Das erste Projekt ist eine auf drei bis vier Jahre angelegte gärtnerische Umgestaltung des Vorplatzes nach Vorgaben des Klimawandels. Statt saisonaler Blumenkreise im dauergrünen Parterre-Rasen schwingen nun amorphe Staudenbeete über den an sich trockenen Standort.
Die Umgestaltung ist das Ergebnis eines Ideenwettbewerbs, zu dem Esterhazy Immobilien Schülerinnen und Schüler der Höheren Bundeslehr- und Forschungsanstalt für Gartenbau und Österreichische Bundesgärten eingeladen hatte. Geleitet wurde das Projekt von DI Marco Klebel (HBLFA). Er beschreibt das Siegerprojekt von Flora Schmudermayer, Raphaela Tröbinger und Michael Meindl wie folgt: „Die Pflanzen wurden passend für den trockenen, sonnigen Standort ausgewählt und sollen durch den Blühaspekt mit kühlen Farben wie weiß und blau auch psychologisch einen gewissen Kühleffekt bewirken. Sitzbänke aus Holz sollen zum Betreten der Fläche ermutigen und das Sitzen zwischen den Pflanzen ermöglichen.“
Der Künstler des zweiten Projekts, Alfredo Barsuglia (*1980 in Graz), hat für die neue Platzgestaltung sowohl die konkreten Bänke und Liegen entworfen, als auch fünf „Sternenluster“ beigesteuert. Jede dieser Lichtskulpturen trägt an der Spitze eines Masten einen Sternenhaufen aus Glühbirnen, die bei Tag als bunte Punkte ersichtlich sind und in der Nacht leuchten. In ihrer modernistischen Machart knüpfen sie an die vom „Sputnikschock“ (1957) inspirierten Lampen der 50er und 60er Jahre und den berühmten Lobmeyr-Luster der New Yorker Metropolitan Oper (Rath, 1963) an. Die unterschiedlichen Formen der Sternenhaufen öffnen Assoziationen von astronomischen Ereignissen bis hin zu direkten politischen Metaphern: Ein Komet rast dahin, ein roter Riese bläht sich auf, eine Balkengalaxie wirbelt mit ihren Armen, rote Sterne dringen in ein blau-gelbes System, ein schwarzes Loch saugt alles an.

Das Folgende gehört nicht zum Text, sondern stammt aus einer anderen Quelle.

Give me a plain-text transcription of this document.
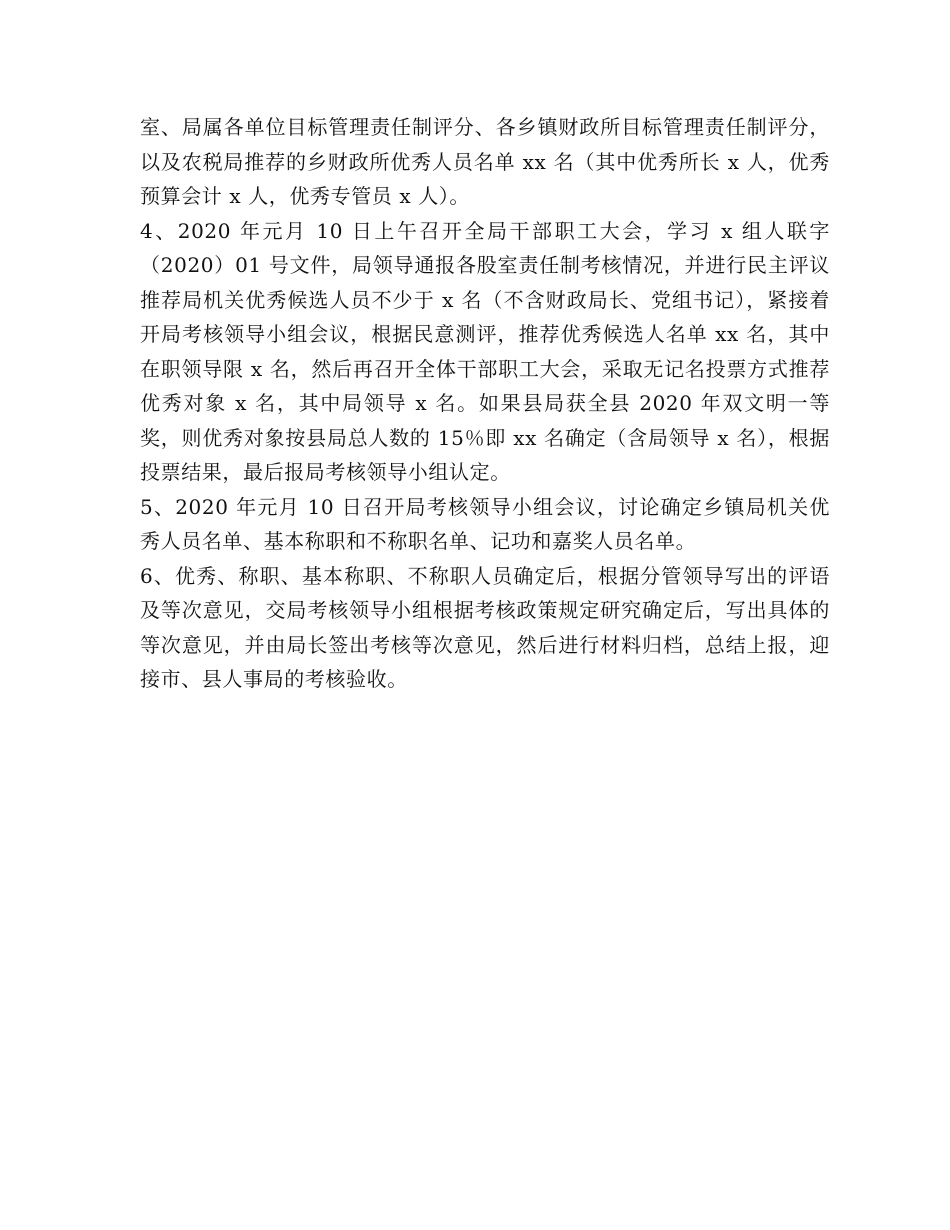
室、局属各单位目标管理责任制评分、各乡镇财政所目标管理责任制评分，以及农税局推荐的乡财政所优秀人员名单 xx 名（其中优秀所长 x 人，优秀预算会计 x 人，优秀专管员 x 人）。

4、2020 年元月 10 日上午召开全局干部职工大会，学习 x 组人联字（2020）01 号文件，局领导通报各股室责任制考核情况，并进行民主评议推荐局机关优秀候选人员不少于 x 名（不含财政局长、党组书记），紧接着开局考核领导小组会议，根据民意测评，推荐优秀候选人名单 xx 名，其中在职领导限 x 名，然后再召开全体干部职工大会，采取无记名投票方式推荐优秀对象 x 名，其中局领导 x 名。如果县局获全县 2020 年双文明一等奖，则优秀对象按县局总人数的 15％即 xx 名确定（含局领导 x 名），根据投票结果，最后报局考核领导小组认定。

5、2020 年元月 10 日召开局考核领导小组会议，讨论确定乡镇局机关优秀人员名单、基本称职和不称职名单、记功和嘉奖人员名单。

6、优秀、称职、基本称职、不称职人员确定后，根据分管领导写出的评语及等次意见，交局考核领导小组根据考核政策规定研究确定后，写出具体的等次意见，并由局长签出考核等次意见，然后进行材料归档，总结上报，迎接市、县人事局的考核验收。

Diesem äußeren Tumult zum Trotz ist ein Sternenluster zusätzlich mit einem kleinen Klangspiel bestückt, das bei Wind das Sternenfeld leise zum Klingen bringen wird. Der Künstler referenziert damit sowohl auf die antike Vorstellung einer „Himmelsharmonie“ (siehe auch das Musikwerk „Harmonia Caelestis“ von Fürst Paul I aus dem Jahr 1701) als auch auf die autopoetische „Windorgel“, die sich nach neuen Forschungsergebnissen von Margit Kopp einst in einem Turm von Schloss Esterházy befand. Der Wind bindet die katastrophischen Geschehnisse des Außen damit zurück in den intimen Zyklus des Gartens.